When trying to diagnose high CPU usage by a Java process, we can rule out threads which are NEW
or TERMINATED
since they are dead. A thread which is BLOCKED
, WAITING
, or TIMED_WAITING
are not doing anything. They are, literally, waiting for some event in the future.
What does that mean? Only threads in the RUNNABLE
state can be putting load on the CPU.
What are all those threads?
Tomcat uses a pool of threads to be able to handle multiple requests at the same time.
This first thread is the acceptor thread. Its purpose is to listen on the network socket for incoming requests. But in order to handle multiple requests simultaneously, it needs to delegate the work. Otherwise, each request would lock up the server until it finishes, meaning only one user can connect to the web server at a time. So this thread simple accepts the connections and then hands them off to another thread so it can accept more connections.
"http-nio-8080-Acceptor-0" #20 daemon prio=5 os_prio=0 tid=0x00007f08d82f7000 nid=0xf9d runnable [0x00007f08a85b4000]
java.lang.Thread.State: RUNNABLE
at sun.nio.ch.ServerSocketChannelImpl.accept0(Native Method)
at sun.nio.ch.ServerSocketChannelImpl.accept(ServerSocketChannelImpl.java:422)
at sun.nio.ch.ServerSocketChannelImpl.accept(ServerSocketChannelImpl.java:250)
- locked <0x00000000f0882f68> (a java.lang.Object)
at org.apache.tomcat.util.net.NioEndpoint$Acceptor.run(NioEndpoint.java:682)
at java.lang.Thread.run(Thread.java:745)
These threads are the worker threads to which Tomcat assigns the requests:
"http-nio-8080-exec-13" #42 daemon prio=5 os_prio=0 tid=0x00007f0898005800 nid=0xfb2 waiting on condition [0x00007f0882dec000]
java.lang.Thread.State: TIMED_WAITING (parking)

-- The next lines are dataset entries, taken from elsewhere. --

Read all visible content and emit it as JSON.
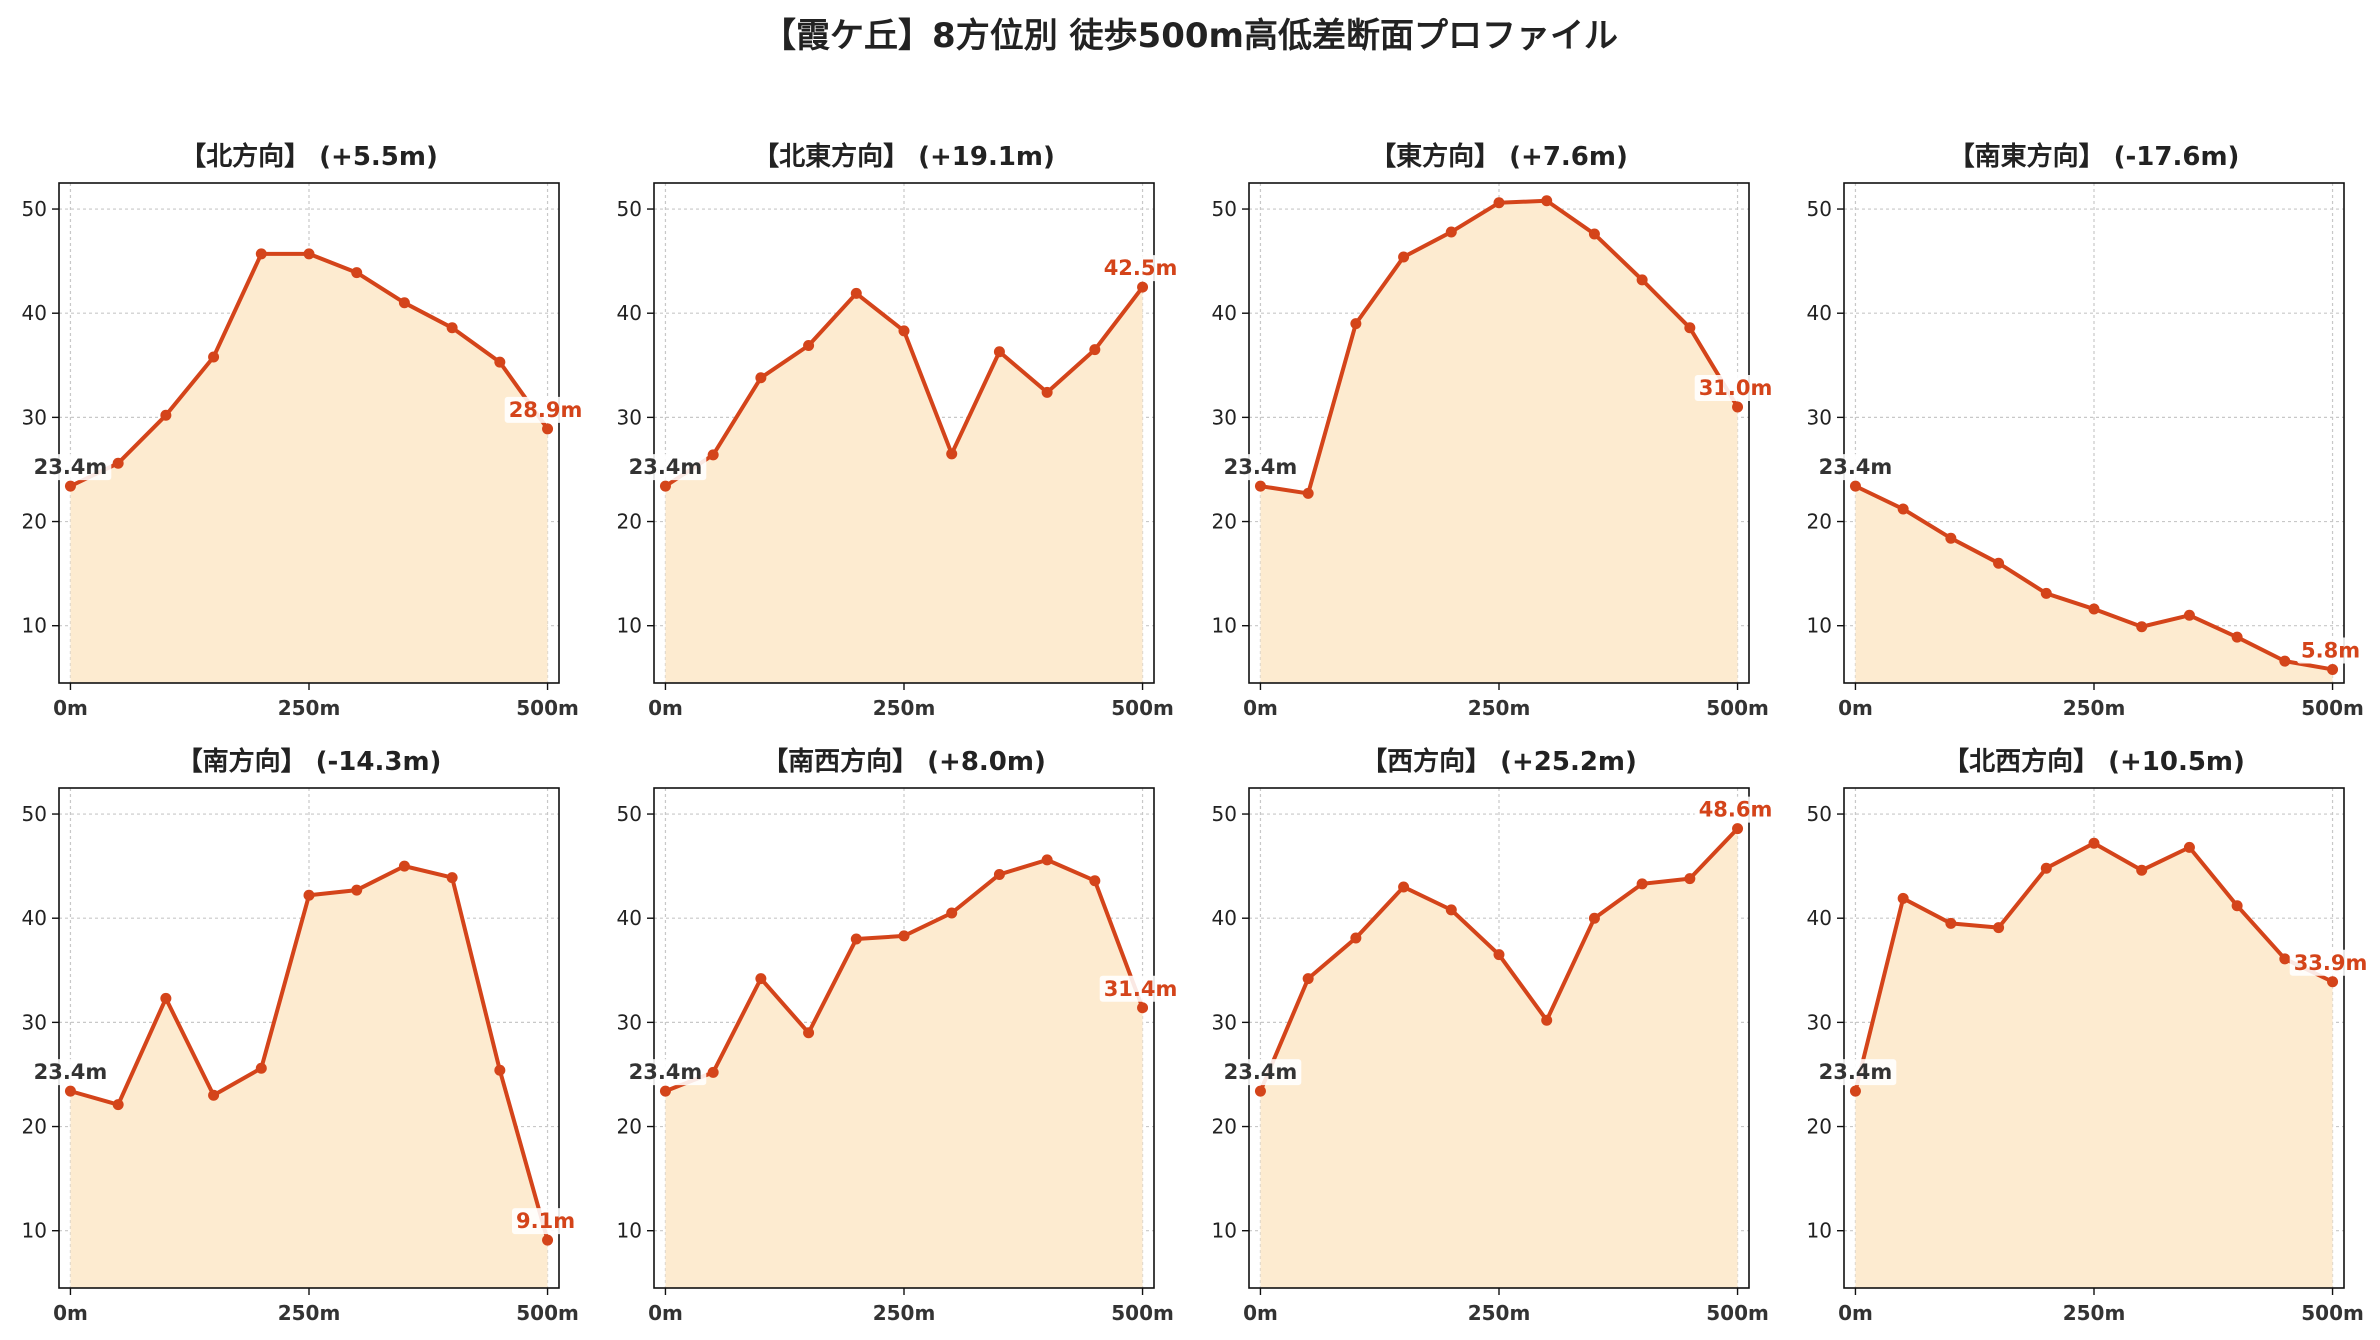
{
  "title": "【霞ケ丘】8方位別 徒歩500m高低差断面プロファイル",
  "colors": {
    "line": "#d4441a",
    "fill": "#fdebd0",
    "start_label": "#333333",
    "end_label": "#d4441a",
    "grid": "#c8c8c8"
  },
  "chart_data": [
    {
      "type": "area",
      "title": "【北方向】 (+5.5m)",
      "x": [
        0,
        50,
        100,
        150,
        200,
        250,
        300,
        350,
        400,
        450,
        500
      ],
      "values": [
        23.4,
        25.6,
        30.2,
        35.8,
        45.7,
        45.7,
        43.9,
        41.0,
        38.6,
        35.3,
        28.9
      ],
      "start_label": "23.4m",
      "end_label": "28.9m",
      "xticks": [
        {
          "value": 0,
          "label": "0m"
        },
        {
          "value": 250,
          "label": "250m"
        },
        {
          "value": 500,
          "label": "500m"
        }
      ],
      "yticks": [
        10,
        20,
        30,
        40,
        50
      ],
      "xlim": [
        -12,
        512
      ],
      "ylim": [
        4.5,
        52.5
      ],
      "grid": true
    },
    {
      "type": "area",
      "title": "【北東方向】 (+19.1m)",
      "x": [
        0,
        50,
        100,
        150,
        200,
        250,
        300,
        350,
        400,
        450,
        500
      ],
      "values": [
        23.4,
        26.4,
        33.8,
        36.9,
        41.9,
        38.3,
        26.5,
        36.3,
        32.4,
        36.5,
        42.5
      ],
      "start_label": "23.4m",
      "end_label": "42.5m",
      "xticks": [
        {
          "value": 0,
          "label": "0m"
        },
        {
          "value": 250,
          "label": "250m"
        },
        {
          "value": 500,
          "label": "500m"
        }
      ],
      "yticks": [
        10,
        20,
        30,
        40,
        50
      ],
      "xlim": [
        -12,
        512
      ],
      "ylim": [
        4.5,
        52.5
      ],
      "grid": true
    },
    {
      "type": "area",
      "title": "【東方向】 (+7.6m)",
      "x": [
        0,
        50,
        100,
        150,
        200,
        250,
        300,
        350,
        400,
        450,
        500
      ],
      "values": [
        23.4,
        22.7,
        39.0,
        45.4,
        47.8,
        50.6,
        50.8,
        47.6,
        43.2,
        38.6,
        31.0
      ],
      "start_label": "23.4m",
      "end_label": "31.0m",
      "xticks": [
        {
          "value": 0,
          "label": "0m"
        },
        {
          "value": 250,
          "label": "250m"
        },
        {
          "value": 500,
          "label": "500m"
        }
      ],
      "yticks": [
        10,
        20,
        30,
        40,
        50
      ],
      "xlim": [
        -12,
        512
      ],
      "ylim": [
        4.5,
        52.5
      ],
      "grid": true
    },
    {
      "type": "area",
      "title": "【南東方向】 (-17.6m)",
      "x": [
        0,
        50,
        100,
        150,
        200,
        250,
        300,
        350,
        400,
        450,
        500
      ],
      "values": [
        23.4,
        21.2,
        18.4,
        16.0,
        13.1,
        11.6,
        9.9,
        11.0,
        8.9,
        6.6,
        5.8
      ],
      "start_label": "23.4m",
      "end_label": "5.8m",
      "xticks": [
        {
          "value": 0,
          "label": "0m"
        },
        {
          "value": 250,
          "label": "250m"
        },
        {
          "value": 500,
          "label": "500m"
        }
      ],
      "yticks": [
        10,
        20,
        30,
        40,
        50
      ],
      "xlim": [
        -12,
        512
      ],
      "ylim": [
        4.5,
        52.5
      ],
      "grid": true
    },
    {
      "type": "area",
      "title": "【南方向】 (-14.3m)",
      "x": [
        0,
        50,
        100,
        150,
        200,
        250,
        300,
        350,
        400,
        450,
        500
      ],
      "values": [
        23.4,
        22.1,
        32.3,
        23.0,
        25.6,
        42.2,
        42.7,
        45.0,
        43.9,
        25.4,
        9.1
      ],
      "start_label": "23.4m",
      "end_label": "9.1m",
      "xticks": [
        {
          "value": 0,
          "label": "0m"
        },
        {
          "value": 250,
          "label": "250m"
        },
        {
          "value": 500,
          "label": "500m"
        }
      ],
      "yticks": [
        10,
        20,
        30,
        40,
        50
      ],
      "xlim": [
        -12,
        512
      ],
      "ylim": [
        4.5,
        52.5
      ],
      "grid": true
    },
    {
      "type": "area",
      "title": "【南西方向】 (+8.0m)",
      "x": [
        0,
        50,
        100,
        150,
        200,
        250,
        300,
        350,
        400,
        450,
        500
      ],
      "values": [
        23.4,
        25.2,
        34.2,
        29.0,
        38.0,
        38.3,
        40.5,
        44.2,
        45.6,
        43.6,
        31.4
      ],
      "start_label": "23.4m",
      "end_label": "31.4m",
      "xticks": [
        {
          "value": 0,
          "label": "0m"
        },
        {
          "value": 250,
          "label": "250m"
        },
        {
          "value": 500,
          "label": "500m"
        }
      ],
      "yticks": [
        10,
        20,
        30,
        40,
        50
      ],
      "xlim": [
        -12,
        512
      ],
      "ylim": [
        4.5,
        52.5
      ],
      "grid": true
    },
    {
      "type": "area",
      "title": "【西方向】 (+25.2m)",
      "x": [
        0,
        50,
        100,
        150,
        200,
        250,
        300,
        350,
        400,
        450,
        500
      ],
      "values": [
        23.4,
        34.2,
        38.1,
        43.0,
        40.8,
        36.5,
        30.2,
        40.0,
        43.3,
        43.8,
        48.6
      ],
      "start_label": "23.4m",
      "end_label": "48.6m",
      "xticks": [
        {
          "value": 0,
          "label": "0m"
        },
        {
          "value": 250,
          "label": "250m"
        },
        {
          "value": 500,
          "label": "500m"
        }
      ],
      "yticks": [
        10,
        20,
        30,
        40,
        50
      ],
      "xlim": [
        -12,
        512
      ],
      "ylim": [
        4.5,
        52.5
      ],
      "grid": true
    },
    {
      "type": "area",
      "title": "【北西方向】 (+10.5m)",
      "x": [
        0,
        50,
        100,
        150,
        200,
        250,
        300,
        350,
        400,
        450,
        500
      ],
      "values": [
        23.4,
        41.9,
        39.5,
        39.1,
        44.8,
        47.2,
        44.6,
        46.8,
        41.2,
        36.1,
        33.9
      ],
      "start_label": "23.4m",
      "end_label": "33.9m",
      "xticks": [
        {
          "value": 0,
          "label": "0m"
        },
        {
          "value": 250,
          "label": "250m"
        },
        {
          "value": 500,
          "label": "500m"
        }
      ],
      "yticks": [
        10,
        20,
        30,
        40,
        50
      ],
      "xlim": [
        -12,
        512
      ],
      "ylim": [
        4.5,
        52.5
      ],
      "grid": true
    }
  ]
}
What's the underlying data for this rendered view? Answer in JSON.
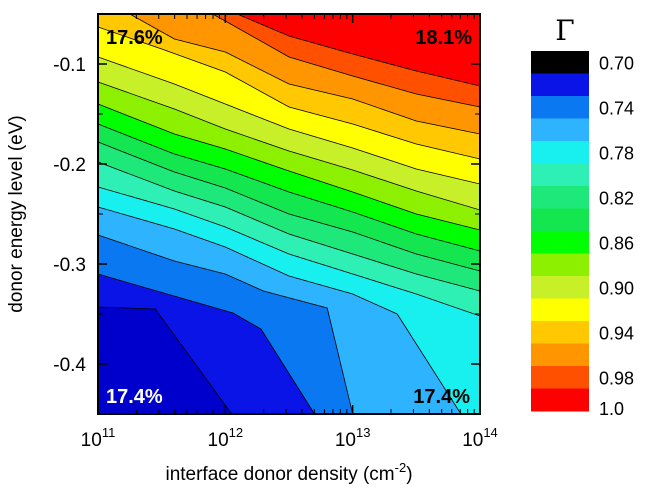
{
  "chart_data": {
    "type": "contour",
    "xlabel_main": "interface donor density (cm",
    "xlabel_sup": "-2",
    "xlabel_end": ")",
    "ylabel": "donor energy level (eV)",
    "x_scale": "log",
    "xlim": [
      100000000000.0,
      100000000000000.0
    ],
    "ylim": [
      -0.45,
      -0.05
    ],
    "x_ticks": [
      {
        "base": "10",
        "exp": "11",
        "value": 100000000000.0
      },
      {
        "base": "10",
        "exp": "12",
        "value": 1000000000000.0
      },
      {
        "base": "10",
        "exp": "13",
        "value": 10000000000000.0
      },
      {
        "base": "10",
        "exp": "14",
        "value": 100000000000000.0
      }
    ],
    "y_ticks": [
      {
        "label": "-0.1",
        "value": -0.1
      },
      {
        "label": "-0.2",
        "value": -0.2
      },
      {
        "label": "-0.3",
        "value": -0.3
      },
      {
        "label": "-0.4",
        "value": -0.4
      }
    ],
    "corner_annotations": [
      {
        "text": "17.6%",
        "position": "top-left",
        "color": "#000000"
      },
      {
        "text": "18.1%",
        "position": "top-right",
        "color": "#000000"
      },
      {
        "text": "17.4%",
        "position": "bottom-left",
        "color": "#ffffff"
      },
      {
        "text": "17.4%",
        "position": "bottom-right",
        "color": "#000000"
      }
    ],
    "colorbar": {
      "title": "Γ",
      "levels": [
        {
          "color": "#000000",
          "label": "0.70"
        },
        {
          "color": "#0a14e6",
          "label": ""
        },
        {
          "color": "#0a78f0",
          "label": "0.74"
        },
        {
          "color": "#2eb4ff",
          "label": ""
        },
        {
          "color": "#18f0f0",
          "label": "0.78"
        },
        {
          "color": "#2ef0b4",
          "label": ""
        },
        {
          "color": "#1ee87a",
          "label": "0.82"
        },
        {
          "color": "#14e650",
          "label": ""
        },
        {
          "color": "#00ff00",
          "label": "0.86"
        },
        {
          "color": "#8cf000",
          "label": ""
        },
        {
          "color": "#c8f028",
          "label": "0.90"
        },
        {
          "color": "#ffff00",
          "label": ""
        },
        {
          "color": "#ffc800",
          "label": "0.94"
        },
        {
          "color": "#ff9600",
          "label": ""
        },
        {
          "color": "#ff5000",
          "label": "0.98"
        },
        {
          "color": "#ff0000",
          "label": "1.0"
        }
      ]
    },
    "bands": [
      {
        "color": "#0a14e6",
        "boundary": [
          [
            11,
            -0.343
          ],
          [
            11.45,
            -0.345
          ],
          [
            12.05,
            -0.45
          ]
        ]
      },
      {
        "color": "#0a78f0",
        "boundary": [
          [
            11,
            -0.31
          ],
          [
            12.06,
            -0.349
          ],
          [
            12.28,
            -0.365
          ],
          [
            12.7,
            -0.45
          ]
        ]
      },
      {
        "color": "#2eb4ff",
        "boundary": [
          [
            11,
            -0.271
          ],
          [
            11.6,
            -0.297
          ],
          [
            12,
            -0.31
          ],
          [
            12.3,
            -0.327
          ],
          [
            12.8,
            -0.344
          ],
          [
            13.0,
            -0.45
          ]
        ]
      },
      {
        "color": "#18f0f0",
        "boundary": [
          [
            11,
            -0.243
          ],
          [
            11.6,
            -0.265
          ],
          [
            12,
            -0.283
          ],
          [
            12.5,
            -0.312
          ],
          [
            13,
            -0.33
          ],
          [
            13.35,
            -0.35
          ],
          [
            13.85,
            -0.45
          ]
        ]
      },
      {
        "color": "#2ef0b4",
        "boundary": [
          [
            11,
            -0.223
          ],
          [
            11.6,
            -0.245
          ],
          [
            12,
            -0.263
          ],
          [
            12.5,
            -0.29
          ],
          [
            13,
            -0.31
          ],
          [
            13.5,
            -0.33
          ],
          [
            14,
            -0.352
          ]
        ]
      },
      {
        "color": "#1ee87a",
        "boundary": [
          [
            11,
            -0.198
          ],
          [
            11.6,
            -0.227
          ],
          [
            12,
            -0.243
          ],
          [
            12.5,
            -0.27
          ],
          [
            13,
            -0.29
          ],
          [
            13.5,
            -0.31
          ],
          [
            14,
            -0.327
          ]
        ]
      },
      {
        "color": "#14e650",
        "boundary": [
          [
            11,
            -0.178
          ],
          [
            11.6,
            -0.208
          ],
          [
            12,
            -0.224
          ],
          [
            12.5,
            -0.25
          ],
          [
            13,
            -0.268
          ],
          [
            13.5,
            -0.29
          ],
          [
            14,
            -0.307
          ]
        ]
      },
      {
        "color": "#00ff00",
        "boundary": [
          [
            11,
            -0.16
          ],
          [
            11.6,
            -0.19
          ],
          [
            12,
            -0.205
          ],
          [
            12.5,
            -0.228
          ],
          [
            13,
            -0.248
          ],
          [
            13.5,
            -0.27
          ],
          [
            14,
            -0.287
          ]
        ]
      },
      {
        "color": "#8cf000",
        "boundary": [
          [
            11,
            -0.14
          ],
          [
            11.6,
            -0.17
          ],
          [
            12,
            -0.185
          ],
          [
            12.5,
            -0.207
          ],
          [
            13,
            -0.228
          ],
          [
            13.5,
            -0.25
          ],
          [
            14,
            -0.266
          ]
        ]
      },
      {
        "color": "#c8f028",
        "boundary": [
          [
            11,
            -0.118
          ],
          [
            11.6,
            -0.145
          ],
          [
            12,
            -0.165
          ],
          [
            12.5,
            -0.187
          ],
          [
            13,
            -0.206
          ],
          [
            13.5,
            -0.227
          ],
          [
            14,
            -0.246
          ]
        ]
      },
      {
        "color": "#ffff00",
        "boundary": [
          [
            11,
            -0.093
          ],
          [
            11.6,
            -0.12
          ],
          [
            12,
            -0.14
          ],
          [
            12.5,
            -0.165
          ],
          [
            13,
            -0.184
          ],
          [
            13.5,
            -0.205
          ],
          [
            14,
            -0.22
          ]
        ]
      },
      {
        "color": "#ffc800",
        "boundary": [
          [
            11,
            -0.063
          ],
          [
            11.5,
            -0.085
          ],
          [
            12,
            -0.108
          ],
          [
            12.5,
            -0.143
          ],
          [
            13,
            -0.16
          ],
          [
            13.5,
            -0.18
          ],
          [
            14,
            -0.195
          ]
        ]
      },
      {
        "color": "#ff9600",
        "boundary": [
          [
            11.25,
            -0.05
          ],
          [
            11.6,
            -0.075
          ],
          [
            12,
            -0.088
          ],
          [
            12.5,
            -0.12
          ],
          [
            13,
            -0.135
          ],
          [
            13.5,
            -0.157
          ],
          [
            14,
            -0.17
          ]
        ]
      },
      {
        "color": "#ff5000",
        "boundary": [
          [
            11.9,
            -0.05
          ],
          [
            12,
            -0.057
          ],
          [
            12.5,
            -0.093
          ],
          [
            13,
            -0.112
          ],
          [
            13.5,
            -0.13
          ],
          [
            14,
            -0.143
          ]
        ]
      },
      {
        "color": "#ff0000",
        "boundary": [
          [
            12.0,
            -0.05
          ],
          [
            12,
            -0.05
          ]
        ]
      }
    ]
  }
}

at sun.misc.Unsafe.park(Native Method)
- parking to wait for <0x00000000f1694f58> (a java.util.concurrent.locks.AbstractQueuedSynchronizer$ConditionObject)
at java.util.concurrent.locks.LockSupport.parkNanos(LockSupport.java:215)
at java.util.concurrent.locks.AbstractQueuedSynchronizer$ConditionObject.awaitNanos(AbstractQueuedSynchronizer.java:2078)
at java.util.concurrent.LinkedBlockingQueue.poll(LinkedBlockingQueue.java:467)
at org.apache.tomcat.util.threads.TaskQueue.poll(TaskQueue.java:85)
at org.apache.tomcat.util.threads.TaskQueue.poll(TaskQueue.java:31)
at java.util.concurrent.ThreadPoolExecutor.getTask(ThreadPoolExecutor.java:1066)
at java.util.concurrent.ThreadPoolExecutor.runWorker(ThreadPoolExecutor.java:1127)
at java.util.concurrent.ThreadPoolExecutor$Worker.run(ThreadPoolExecutor.java:617)
at org.apache.tomcat.util.threads.TaskThread$WrappingRunnable.run(TaskThread.java:61)
at java.lang.Thread.run(Thread.java:745)
That means the thread is sleeping. It is waiting for the acceptor thread to give it work. It is contributing nothing to your 100% CPU usage.
Conclusion
The runnable threads I saw in your thread dumps show that reading from a network socket is where the CPU load is spent. I cannot say definitively why. There are two possible reasons: a problem with the network or remote system being extremely latent or reading is a problem due to memory usage.
Most of the time when I have seen this, the CPU work was coming from the garbage collector, which runs in another thread. When there is pressure to allocate memory and little is available, the garbage collector has to do a lot of expensive work to find available memory while the other threads wait. This thread might not be visible in the thread dumps you showed since it's not a thread created in Java code, but is an internal part of the Java virtual machine. I can't say for sure if that is the issue in your case. It could be a network problem or problem with the remote system you are reading from. I suggest looking carefully at every thread to try to find a pattern.